Definition: let $A$ be an open set in a Euclidean space $X$. Let $f : A \to \mathbb R$ be a real valued differentiable function. Then,for each $a \in A$, there is a unique vector $\nabla f(a) x \in X$ such that $f'(a) x = \langle \nabla f(a), x \rangle$ for all $x \in X$. The vector $\nabla f(a) \in X$ is called the gradient vector of $f$ at $a\in ..$
I still can't understand what the gradient is? For what purpose is it used?
Please if anyone can provide some intuition on it.
Imagine a landscape, where $x$ is west-east, and $y$ is north-south. Let $f(x,y)$ be the height at that point. If we take the gradient of $f$, we get a function from $\mathbb{R}^2$ to $\mathbb{R}^2$. At $(x,y)$, $\nabla f(x,y)$ points "uphill"; that is, it points in the direction of steepest ascent.

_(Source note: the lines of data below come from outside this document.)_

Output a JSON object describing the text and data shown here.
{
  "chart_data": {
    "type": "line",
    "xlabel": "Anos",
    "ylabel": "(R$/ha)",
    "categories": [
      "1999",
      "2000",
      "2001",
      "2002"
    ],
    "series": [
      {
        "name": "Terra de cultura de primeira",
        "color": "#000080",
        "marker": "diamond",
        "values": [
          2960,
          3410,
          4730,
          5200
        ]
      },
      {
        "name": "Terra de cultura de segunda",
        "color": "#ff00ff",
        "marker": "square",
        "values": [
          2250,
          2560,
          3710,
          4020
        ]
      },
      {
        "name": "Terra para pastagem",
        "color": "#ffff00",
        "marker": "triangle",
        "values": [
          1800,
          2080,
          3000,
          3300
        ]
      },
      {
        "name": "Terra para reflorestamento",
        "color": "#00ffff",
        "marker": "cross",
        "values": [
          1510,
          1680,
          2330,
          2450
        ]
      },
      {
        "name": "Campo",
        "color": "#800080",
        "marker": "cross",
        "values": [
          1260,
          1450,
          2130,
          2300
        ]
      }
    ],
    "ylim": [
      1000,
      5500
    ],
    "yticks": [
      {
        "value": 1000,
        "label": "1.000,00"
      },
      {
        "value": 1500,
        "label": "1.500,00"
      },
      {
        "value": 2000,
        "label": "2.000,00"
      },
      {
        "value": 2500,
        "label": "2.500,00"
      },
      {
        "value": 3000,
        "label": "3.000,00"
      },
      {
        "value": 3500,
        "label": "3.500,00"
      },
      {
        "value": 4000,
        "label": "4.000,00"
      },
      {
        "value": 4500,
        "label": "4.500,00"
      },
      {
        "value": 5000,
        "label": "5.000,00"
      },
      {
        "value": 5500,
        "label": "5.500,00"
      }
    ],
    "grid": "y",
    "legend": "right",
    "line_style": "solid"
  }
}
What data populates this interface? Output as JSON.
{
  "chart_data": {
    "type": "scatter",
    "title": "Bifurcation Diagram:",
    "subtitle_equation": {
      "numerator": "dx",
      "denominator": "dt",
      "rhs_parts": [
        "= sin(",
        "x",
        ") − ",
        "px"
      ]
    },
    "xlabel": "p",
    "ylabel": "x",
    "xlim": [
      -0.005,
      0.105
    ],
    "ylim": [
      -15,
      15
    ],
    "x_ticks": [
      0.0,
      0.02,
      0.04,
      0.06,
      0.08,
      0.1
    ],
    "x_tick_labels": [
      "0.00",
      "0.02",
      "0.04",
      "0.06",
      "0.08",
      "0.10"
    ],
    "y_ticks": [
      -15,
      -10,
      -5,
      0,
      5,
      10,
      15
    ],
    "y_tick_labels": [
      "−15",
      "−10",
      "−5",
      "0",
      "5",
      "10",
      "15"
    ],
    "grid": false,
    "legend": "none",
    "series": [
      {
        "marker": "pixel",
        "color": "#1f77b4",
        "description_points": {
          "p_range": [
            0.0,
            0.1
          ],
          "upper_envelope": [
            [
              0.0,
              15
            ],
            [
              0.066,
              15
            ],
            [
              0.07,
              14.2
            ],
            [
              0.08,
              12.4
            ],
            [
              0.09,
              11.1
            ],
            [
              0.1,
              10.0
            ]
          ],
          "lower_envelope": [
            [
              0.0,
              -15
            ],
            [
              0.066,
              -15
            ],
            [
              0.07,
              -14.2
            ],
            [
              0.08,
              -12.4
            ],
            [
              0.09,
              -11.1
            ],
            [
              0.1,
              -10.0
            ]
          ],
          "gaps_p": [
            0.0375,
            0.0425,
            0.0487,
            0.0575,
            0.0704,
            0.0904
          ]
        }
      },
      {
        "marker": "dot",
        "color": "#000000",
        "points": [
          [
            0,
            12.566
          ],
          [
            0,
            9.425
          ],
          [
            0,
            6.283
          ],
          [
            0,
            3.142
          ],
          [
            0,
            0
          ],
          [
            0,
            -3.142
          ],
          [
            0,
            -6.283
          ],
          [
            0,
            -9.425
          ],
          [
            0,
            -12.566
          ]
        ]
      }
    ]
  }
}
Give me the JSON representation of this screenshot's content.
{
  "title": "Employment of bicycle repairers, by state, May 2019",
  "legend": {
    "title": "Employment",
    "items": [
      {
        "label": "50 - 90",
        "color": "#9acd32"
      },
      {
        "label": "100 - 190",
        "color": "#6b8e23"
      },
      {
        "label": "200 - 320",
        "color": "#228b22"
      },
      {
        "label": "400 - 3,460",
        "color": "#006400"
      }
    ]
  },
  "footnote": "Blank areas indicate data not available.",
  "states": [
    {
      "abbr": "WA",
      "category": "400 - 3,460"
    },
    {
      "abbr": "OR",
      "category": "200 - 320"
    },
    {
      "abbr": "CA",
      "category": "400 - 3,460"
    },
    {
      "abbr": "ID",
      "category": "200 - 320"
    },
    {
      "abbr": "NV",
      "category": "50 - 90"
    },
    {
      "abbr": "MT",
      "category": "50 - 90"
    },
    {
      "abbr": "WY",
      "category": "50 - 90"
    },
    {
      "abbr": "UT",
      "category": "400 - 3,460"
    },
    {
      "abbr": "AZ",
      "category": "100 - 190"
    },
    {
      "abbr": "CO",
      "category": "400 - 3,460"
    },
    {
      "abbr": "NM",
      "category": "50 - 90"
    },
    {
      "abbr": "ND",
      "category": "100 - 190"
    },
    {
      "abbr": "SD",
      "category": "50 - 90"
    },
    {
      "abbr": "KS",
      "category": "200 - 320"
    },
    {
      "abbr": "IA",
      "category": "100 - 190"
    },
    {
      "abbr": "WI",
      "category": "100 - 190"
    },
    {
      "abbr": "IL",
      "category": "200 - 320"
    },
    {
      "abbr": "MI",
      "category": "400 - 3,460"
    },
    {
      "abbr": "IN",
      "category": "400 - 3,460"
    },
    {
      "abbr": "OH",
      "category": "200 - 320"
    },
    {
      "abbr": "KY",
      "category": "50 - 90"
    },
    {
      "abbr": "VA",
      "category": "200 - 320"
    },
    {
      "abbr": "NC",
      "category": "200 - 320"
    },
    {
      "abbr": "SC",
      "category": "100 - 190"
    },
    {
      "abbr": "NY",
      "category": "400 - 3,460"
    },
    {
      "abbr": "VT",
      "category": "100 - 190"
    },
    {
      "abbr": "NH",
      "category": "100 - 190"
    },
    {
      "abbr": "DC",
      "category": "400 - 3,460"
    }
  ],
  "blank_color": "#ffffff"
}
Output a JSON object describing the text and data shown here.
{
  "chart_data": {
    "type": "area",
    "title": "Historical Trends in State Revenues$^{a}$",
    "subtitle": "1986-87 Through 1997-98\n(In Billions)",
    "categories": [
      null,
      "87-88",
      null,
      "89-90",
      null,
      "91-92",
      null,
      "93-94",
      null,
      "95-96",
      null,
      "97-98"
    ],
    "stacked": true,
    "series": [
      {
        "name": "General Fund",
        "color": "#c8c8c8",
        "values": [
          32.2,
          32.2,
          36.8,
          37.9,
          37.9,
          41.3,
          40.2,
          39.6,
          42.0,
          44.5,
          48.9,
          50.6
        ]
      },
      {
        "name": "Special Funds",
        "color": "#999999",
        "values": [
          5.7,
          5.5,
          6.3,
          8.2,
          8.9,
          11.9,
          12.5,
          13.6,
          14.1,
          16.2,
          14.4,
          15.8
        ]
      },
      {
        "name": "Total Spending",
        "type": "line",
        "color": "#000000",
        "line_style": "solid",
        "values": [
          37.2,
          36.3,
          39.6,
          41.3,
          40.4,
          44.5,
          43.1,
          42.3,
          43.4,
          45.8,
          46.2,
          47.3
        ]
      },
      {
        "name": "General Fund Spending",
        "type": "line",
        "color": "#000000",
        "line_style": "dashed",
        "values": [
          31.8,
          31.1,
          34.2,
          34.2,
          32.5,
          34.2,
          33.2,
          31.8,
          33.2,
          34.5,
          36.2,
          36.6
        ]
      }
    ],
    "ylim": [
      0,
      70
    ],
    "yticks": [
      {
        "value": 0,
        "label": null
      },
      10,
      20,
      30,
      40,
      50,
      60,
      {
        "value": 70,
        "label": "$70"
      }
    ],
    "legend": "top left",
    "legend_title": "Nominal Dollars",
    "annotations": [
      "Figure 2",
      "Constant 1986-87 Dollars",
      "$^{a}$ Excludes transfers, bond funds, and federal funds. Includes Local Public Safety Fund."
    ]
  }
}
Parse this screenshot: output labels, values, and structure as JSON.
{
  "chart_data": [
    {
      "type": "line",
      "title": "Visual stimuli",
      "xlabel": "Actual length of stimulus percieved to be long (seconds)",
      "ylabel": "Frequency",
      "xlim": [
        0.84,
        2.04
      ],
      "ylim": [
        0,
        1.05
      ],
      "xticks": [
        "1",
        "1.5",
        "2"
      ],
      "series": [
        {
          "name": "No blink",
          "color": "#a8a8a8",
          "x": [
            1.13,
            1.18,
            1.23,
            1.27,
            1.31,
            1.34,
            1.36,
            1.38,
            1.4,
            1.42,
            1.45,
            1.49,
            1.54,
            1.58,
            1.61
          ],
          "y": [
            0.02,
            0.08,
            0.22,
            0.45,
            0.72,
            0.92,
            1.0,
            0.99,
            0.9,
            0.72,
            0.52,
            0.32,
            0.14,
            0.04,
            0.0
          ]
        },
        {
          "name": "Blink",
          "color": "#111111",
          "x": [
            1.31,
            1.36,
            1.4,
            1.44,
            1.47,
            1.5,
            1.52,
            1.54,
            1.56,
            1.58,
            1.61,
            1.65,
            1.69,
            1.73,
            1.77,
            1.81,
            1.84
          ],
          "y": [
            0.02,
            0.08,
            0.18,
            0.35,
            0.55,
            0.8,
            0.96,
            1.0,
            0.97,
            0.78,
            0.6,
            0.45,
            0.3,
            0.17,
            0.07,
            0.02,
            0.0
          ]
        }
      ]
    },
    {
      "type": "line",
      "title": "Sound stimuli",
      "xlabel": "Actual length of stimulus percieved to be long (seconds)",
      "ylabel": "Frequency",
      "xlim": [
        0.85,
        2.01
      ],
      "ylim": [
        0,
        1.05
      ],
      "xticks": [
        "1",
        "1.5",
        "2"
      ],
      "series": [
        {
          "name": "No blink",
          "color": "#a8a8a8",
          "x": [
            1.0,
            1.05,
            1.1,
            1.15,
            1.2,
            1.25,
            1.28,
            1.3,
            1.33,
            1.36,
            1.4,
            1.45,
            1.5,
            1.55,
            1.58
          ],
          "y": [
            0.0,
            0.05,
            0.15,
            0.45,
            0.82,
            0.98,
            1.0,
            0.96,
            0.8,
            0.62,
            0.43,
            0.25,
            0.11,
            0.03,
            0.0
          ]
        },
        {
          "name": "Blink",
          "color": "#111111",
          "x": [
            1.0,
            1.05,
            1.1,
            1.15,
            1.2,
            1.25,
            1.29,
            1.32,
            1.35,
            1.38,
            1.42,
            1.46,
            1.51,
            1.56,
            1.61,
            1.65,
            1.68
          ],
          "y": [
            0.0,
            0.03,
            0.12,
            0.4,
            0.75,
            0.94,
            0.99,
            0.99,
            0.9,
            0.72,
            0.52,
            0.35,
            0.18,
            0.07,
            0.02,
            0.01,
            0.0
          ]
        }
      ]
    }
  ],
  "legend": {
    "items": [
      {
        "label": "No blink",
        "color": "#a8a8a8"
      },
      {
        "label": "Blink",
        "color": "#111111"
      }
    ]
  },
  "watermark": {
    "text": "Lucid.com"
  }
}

This is useful for physics. If you have some kind of potential energy function, taking the gradient will get you the corresponding force field. For example, consider a point mass $M$ fixed at the origin, and a smaller mass $m$ elsewhere. The potential energy of the small particle is $U = -G \frac{Mm}{r}$. If you take the gradient, you'll get $\vec{F} = G \frac{Mm}{r^2}$, which corresponds* with the results from physics.
We have to convert to rectangular coordinates, take the gradient, then convert back to polar.
$$ \begin{align*} U &= -G \frac{Mm}{r} \\ &= -G \frac{Mm}{\sqrt{x^2 + y^2 + z^2}} \\ \frac{\partial U}{\partial x} &= G \frac{Mm}{2 (x^2 + y^2 + z^2)^{3/2}} \cdot 2x = G \frac{Mm \cdot x}{(x^2 + y^2 + z^2)^{3/2}} \\ \frac{\partial U}{\partial y} &= G \frac{Mm \cdot y}{(x^2 + y^2 + z^2)^{3/2}} \\ \frac{\partial U}{\partial z} &= G \frac{Mm \cdot z}{(x^2 + y^2 + z^2)^{3/2}} \\ \nabla U &= \left\langle \frac{\partial U}{\partial x}, \frac{\partial U}{\partial y}, \frac{\partial U}{\partial z} \right\rangle \\ &= G \frac{Mm}{(x^2 + y^2 + z^2)^{3/2}} \langle x, y, z \rangle \\ &= G \frac{Mm}{x^2 + y^2 + z^2} \frac{\langle x, y, z \rangle}{\sqrt{x^2 + y^2 + z^2}} \\ &= G \frac{Mm}{r^2} \hat{r} \end{align*} $$
*Really, we should take the negative of the gradient, because in physics, we want our force vectors pointing downhill, towards lower energy. But flipping the sign is easy.